20. yüzyılda bağımsızlıklarını kazanan tüm ülkelerde uygarlaşma amacı
görülmesine karşın, uygarlığın ne olduğu ve yabancı bir kültürden nasıl alınması
gerektiği konusunda derin düşünsel ve politik ayrımlar yaşanmıştır. Örnek olarak
20. yüzyılda Türkiye, Mısır, Hindistan ve Cezayir’in uygarlaşma anlayışları oldukça
farklı çizgilerdedir. Bu yüzyıl içinde Mısır, Hindistan ve Cezayir gibi ülkeler
uygarlığı geleneksel kurumlara dokunmadan ve geleneksel yapıdan elde edilebilecek
toplumsal değişme hamleleri olarak yorumlamışken; Türk modernleşmesi uygarlığı,
toplumsal yapının maddi ve manevi unsurlarında topyekun bir değişme biçiminde
değerlendirmiştir. Uygarlık, günümüzde bile yerli ve yabancı sosyologların üzerinde
tartışmakta olduğu bir kavramdır. Türk sosyologlarından Niyazi Berkes ve Baykan
Sezer’in uygarlık çözümlemeleri arasındaki keskin ayrımlar, gerçekte Türkiye ve
dünyadaki uygarlık tartışmalarının bir özeti niteliğindedir. Niyazi Berkes, uygarlığın
gelenekten bağımsız olarak gerçekleşmesi gereken toplumsal bir yapı değişimi
olduğunu savunmuşken; Baykan Sezer, uygarlaşma kavramına temkinli yaklaşmış
ve geleneksel yapının korunmasına önem vermiştir. Bu makalede Niyazi Berkes
ve Baykan Sezer’in uygarlık anlayışlarının 20. yüzyılın sonunda oluşturulan
“medeniyetler çatışması” kuramı bağlamında karşılaştırılması amaçlanmıştır.

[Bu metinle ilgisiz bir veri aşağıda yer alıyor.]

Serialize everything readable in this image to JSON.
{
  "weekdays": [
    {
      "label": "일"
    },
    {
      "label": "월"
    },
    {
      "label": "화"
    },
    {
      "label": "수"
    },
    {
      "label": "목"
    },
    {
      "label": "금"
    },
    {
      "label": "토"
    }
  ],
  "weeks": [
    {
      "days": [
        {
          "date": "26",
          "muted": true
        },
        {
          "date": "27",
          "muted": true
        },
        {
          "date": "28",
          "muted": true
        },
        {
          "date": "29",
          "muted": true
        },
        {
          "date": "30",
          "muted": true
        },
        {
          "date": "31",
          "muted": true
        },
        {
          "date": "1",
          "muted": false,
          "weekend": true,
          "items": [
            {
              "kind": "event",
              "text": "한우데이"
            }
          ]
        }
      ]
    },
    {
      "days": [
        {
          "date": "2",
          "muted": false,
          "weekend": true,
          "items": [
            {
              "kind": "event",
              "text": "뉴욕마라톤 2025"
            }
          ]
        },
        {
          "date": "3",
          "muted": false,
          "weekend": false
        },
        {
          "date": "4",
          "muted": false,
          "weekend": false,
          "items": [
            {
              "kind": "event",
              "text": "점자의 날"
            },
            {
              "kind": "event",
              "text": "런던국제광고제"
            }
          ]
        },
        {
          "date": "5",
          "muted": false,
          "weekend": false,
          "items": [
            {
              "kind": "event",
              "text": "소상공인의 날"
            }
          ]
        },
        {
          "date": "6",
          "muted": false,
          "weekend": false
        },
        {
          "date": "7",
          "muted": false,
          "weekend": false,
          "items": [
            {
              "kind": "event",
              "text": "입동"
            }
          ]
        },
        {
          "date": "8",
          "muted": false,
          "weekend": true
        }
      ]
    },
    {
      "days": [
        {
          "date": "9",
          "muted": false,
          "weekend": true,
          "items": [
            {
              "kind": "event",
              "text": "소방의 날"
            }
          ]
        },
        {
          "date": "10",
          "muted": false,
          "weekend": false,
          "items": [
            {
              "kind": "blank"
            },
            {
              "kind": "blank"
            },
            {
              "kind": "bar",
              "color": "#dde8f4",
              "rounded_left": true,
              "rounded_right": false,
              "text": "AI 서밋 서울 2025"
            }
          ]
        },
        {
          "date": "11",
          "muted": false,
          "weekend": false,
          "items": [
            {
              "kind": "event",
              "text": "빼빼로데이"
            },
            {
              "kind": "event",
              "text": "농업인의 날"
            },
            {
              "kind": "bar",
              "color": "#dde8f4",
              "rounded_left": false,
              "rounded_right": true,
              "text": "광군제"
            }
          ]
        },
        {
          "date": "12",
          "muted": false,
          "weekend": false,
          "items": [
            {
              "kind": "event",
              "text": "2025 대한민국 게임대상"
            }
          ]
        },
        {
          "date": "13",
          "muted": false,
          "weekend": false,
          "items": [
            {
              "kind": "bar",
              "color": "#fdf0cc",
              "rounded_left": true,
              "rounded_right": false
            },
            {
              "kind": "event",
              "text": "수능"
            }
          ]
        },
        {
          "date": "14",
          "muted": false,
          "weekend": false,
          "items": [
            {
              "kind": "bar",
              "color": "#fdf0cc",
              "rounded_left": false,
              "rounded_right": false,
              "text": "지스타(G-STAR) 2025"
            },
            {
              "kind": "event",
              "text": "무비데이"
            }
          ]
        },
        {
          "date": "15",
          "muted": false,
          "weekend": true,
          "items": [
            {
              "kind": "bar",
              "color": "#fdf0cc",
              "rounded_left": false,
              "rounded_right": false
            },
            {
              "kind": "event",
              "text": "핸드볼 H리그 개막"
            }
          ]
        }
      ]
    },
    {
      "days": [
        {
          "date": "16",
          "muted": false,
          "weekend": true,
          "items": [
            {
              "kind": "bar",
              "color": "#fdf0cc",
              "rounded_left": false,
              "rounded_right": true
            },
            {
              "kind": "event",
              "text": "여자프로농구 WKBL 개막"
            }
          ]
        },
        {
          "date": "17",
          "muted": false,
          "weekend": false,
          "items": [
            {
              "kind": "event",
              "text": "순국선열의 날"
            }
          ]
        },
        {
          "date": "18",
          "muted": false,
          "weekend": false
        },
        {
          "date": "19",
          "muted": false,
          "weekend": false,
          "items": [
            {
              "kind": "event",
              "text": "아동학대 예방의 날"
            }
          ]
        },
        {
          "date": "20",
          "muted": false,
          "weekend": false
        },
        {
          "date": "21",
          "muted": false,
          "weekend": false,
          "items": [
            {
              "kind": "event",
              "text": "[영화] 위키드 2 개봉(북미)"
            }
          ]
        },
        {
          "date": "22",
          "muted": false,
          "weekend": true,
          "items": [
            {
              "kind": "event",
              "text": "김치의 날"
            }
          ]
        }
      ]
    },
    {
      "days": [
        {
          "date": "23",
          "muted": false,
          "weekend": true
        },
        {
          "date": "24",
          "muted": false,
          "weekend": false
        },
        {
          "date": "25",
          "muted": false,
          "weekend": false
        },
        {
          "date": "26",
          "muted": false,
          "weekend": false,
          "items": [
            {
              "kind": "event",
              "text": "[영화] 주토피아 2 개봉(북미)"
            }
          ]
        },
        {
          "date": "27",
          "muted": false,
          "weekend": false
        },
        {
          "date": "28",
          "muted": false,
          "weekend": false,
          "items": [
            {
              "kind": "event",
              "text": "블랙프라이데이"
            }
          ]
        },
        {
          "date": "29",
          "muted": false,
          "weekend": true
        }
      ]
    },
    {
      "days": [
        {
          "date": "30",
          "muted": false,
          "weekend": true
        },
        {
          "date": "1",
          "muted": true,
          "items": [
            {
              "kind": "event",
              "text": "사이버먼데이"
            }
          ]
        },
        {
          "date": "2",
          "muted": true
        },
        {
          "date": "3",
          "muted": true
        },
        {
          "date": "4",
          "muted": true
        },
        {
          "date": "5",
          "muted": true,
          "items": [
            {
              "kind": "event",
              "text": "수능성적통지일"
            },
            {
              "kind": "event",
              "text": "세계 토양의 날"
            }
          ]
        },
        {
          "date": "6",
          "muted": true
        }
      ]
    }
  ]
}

Araştırma sonucunda, Baykan Sezer’in uygarlık anlayışının temel değişkenler
bağlamında medeniyetler çatışması kuramıyla benzerlikler gösterdiği, buna karşılık
Niyazi Berkes’in, diğer iki sosyal bilimciden çok farklı olarak, Aydınlanmacı bir
uygarlık anlayışını benimsediği görülmektedir.